Whether to award discretionary costs pursuant to Rule 54.04(2) is within the discretion of the trial court, Stalsworth v. Grummons, 36 S.W.3d 832, 835 (Tenn. Ct. App. 2000), and, on appeal, the appellant bears the burden of demonstrating that the award constitutes an abuse of discretion by the trial court. Sanders v. Gray, 989 S.W.2d 343, 345 (Tenn. Ct. App. 1998). We will only overturn a discretionary decision when the trial court has applied an incorrect legal standard, reached an illogical decision, based its decision on a clearly erroneous assessment of the evidence, or employed reasoning that causes an injustice to the complaining party. Freeman, 359 S.W.3d at 180 (citing Mass. Mut. Life Ins. Co., 104 S.W.3d at 35).

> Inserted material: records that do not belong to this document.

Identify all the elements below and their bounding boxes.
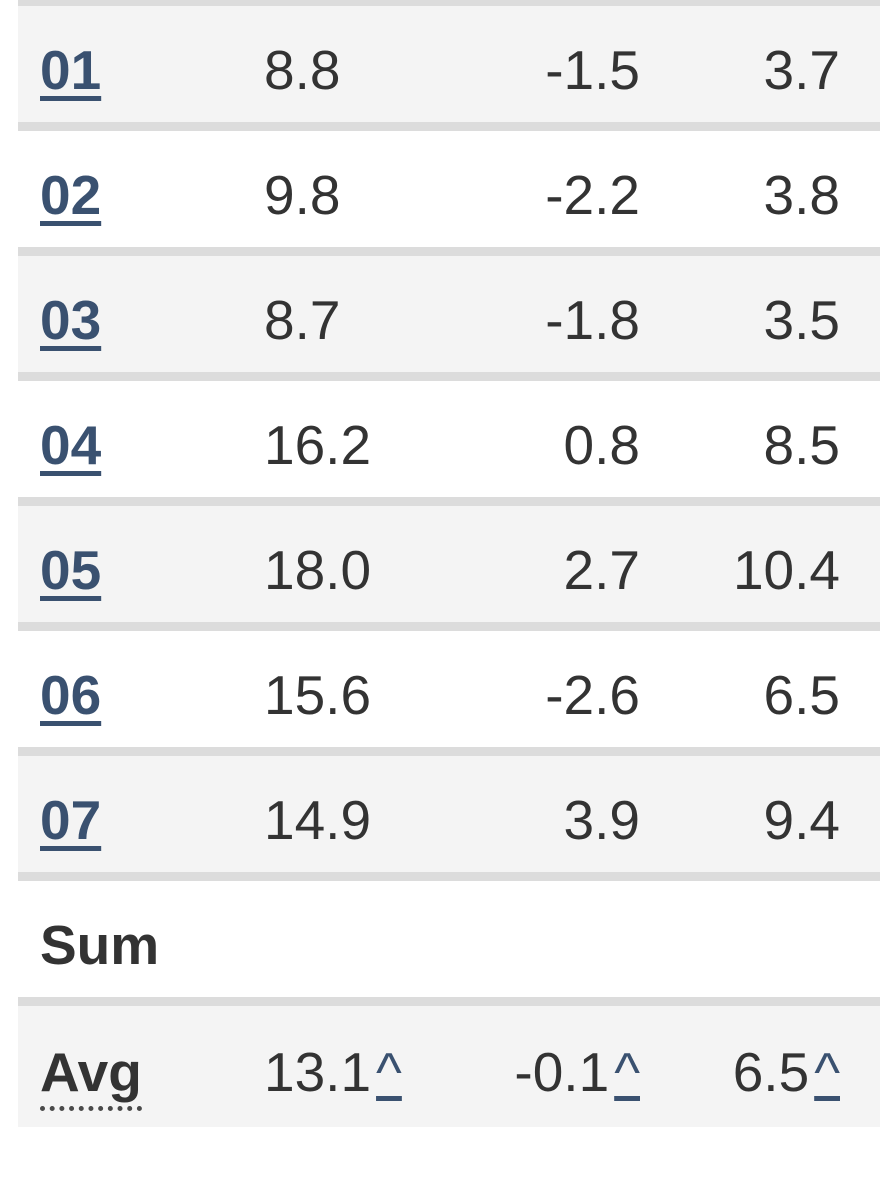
cell-value: 3.5 <box>763 289 840 351</box>
cell-value: 0.8 <box>563 414 640 476</box>
month-link[interactable]: 06 <box>40 664 102 726</box>
footnote-caret-link[interactable]: ^ <box>376 1041 402 1104</box>
value-cell-1: 14.9 <box>264 751 444 877</box>
month-label-cell: 01 <box>18 1 264 127</box>
month-label-cell: 04 <box>18 377 264 502</box>
value-cell-1: 18.0 <box>264 501 444 627</box>
cell-value: 2.7 <box>563 539 640 601</box>
value-cell-3: 3.7 <box>640 1 880 127</box>
cell-value: 14.9 <box>264 789 372 851</box>
month-label-cell: 02 <box>18 127 264 252</box>
cell-value: 15.6 <box>264 664 372 726</box>
value-cell-1: 9.8 <box>264 127 444 252</box>
value-cell-2: 3.9 <box>444 751 640 877</box>
cell-value: 8.7 <box>264 289 341 351</box>
sum-label-cell: Sum <box>18 877 264 1002</box>
cell-value: -2.6 <box>545 664 640 726</box>
value-cell-3: 3.5 <box>640 251 880 377</box>
footnote-caret-link[interactable]: ^ <box>814 1041 840 1104</box>
month-link[interactable]: 04 <box>40 414 102 476</box>
value-cell-2: -0.1^ <box>444 1001 640 1127</box>
value-cell-3: 10.4 <box>640 501 880 627</box>
table-row: Avg 13.1^ -0.1^ 6.5^ <box>18 1001 880 1127</box>
cell-value: -1.5 <box>545 39 640 101</box>
value-cell-3: 9.4 <box>640 751 880 877</box>
value-cell-1: 8.7 <box>264 251 444 377</box>
cell-value: 13.1 <box>264 1041 372 1104</box>
value-cell-1: 16.2 <box>264 377 444 502</box>
cell-value: 3.9 <box>563 789 640 851</box>
month-link[interactable]: 02 <box>40 164 102 226</box>
table-row: 06 15.6 -2.6 6.5 <box>18 626 880 752</box>
table-row: Sum <box>18 876 880 1002</box>
avg-label: Avg <box>40 1041 142 1112</box>
month-link[interactable]: 05 <box>40 539 102 601</box>
month-label-cell: 03 <box>18 251 264 377</box>
cell-value: 18.0 <box>264 539 372 601</box>
value-cell-2 <box>444 877 640 1002</box>
value-cell-1: 15.6 <box>264 627 444 752</box>
month-label-cell: 07 <box>18 751 264 877</box>
cell-value: 6.5 <box>763 664 840 726</box>
table-row: 04 16.2 0.8 8.5 <box>18 376 880 502</box>
value-cell-2: -1.8 <box>444 251 640 377</box>
cell-value: -1.8 <box>545 289 640 351</box>
value-cell-2: -2.6 <box>444 627 640 752</box>
cell-value: 9.8 <box>264 164 341 226</box>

The trial court found that GEICO was the prevailing party and awarded it $1,825.60 for costs incurred in taking the depositions of Plaintiffs, which Plaintiffs contend was inappropriate. As stated in their brief,
Rule 54.04(2) allows deposition costs only if necessary and reasonable. In the instant case, deposing Plaintiffs for 4-5 hours was neither necessary nor reasonable. The depositions yielded nothing that couldn't have been obtained by written discovery. The deposition questions were either unrelated to this case, or asked and answered in written discovery. Importantly, the deposition testimony was not used at trial or any hearing, nor mentioned in any of the Court's orders. The claims were disposed of as a matter of law, not based on any facts gleaned from Plaintiffs' depositions.
We find Plaintiffs argument unpersuasive.
Applying the Jefferson factors identified above, GEICO was clearly the prevailing party, the trial court correctly limited GEICO's costs to those specifically identified in the rule, the costs were necessary and reasonable, and there is no evidence that GEICO engaged in conduct during the trial court proceedings that warrants depriving it of the discretionary costs. See Jefferson, 104 S.W.3d at 35-36.
Accordingly, we affirm the award of discretionary costs.
In Conclusion
The judgment of the trial court is affirmed, and this matter is remanded for further proceedings consistent with this opinion. Costs of appeal are assessed against Plaintiffs, David Seely and Subhadra Guanawardana, for which execution may issue.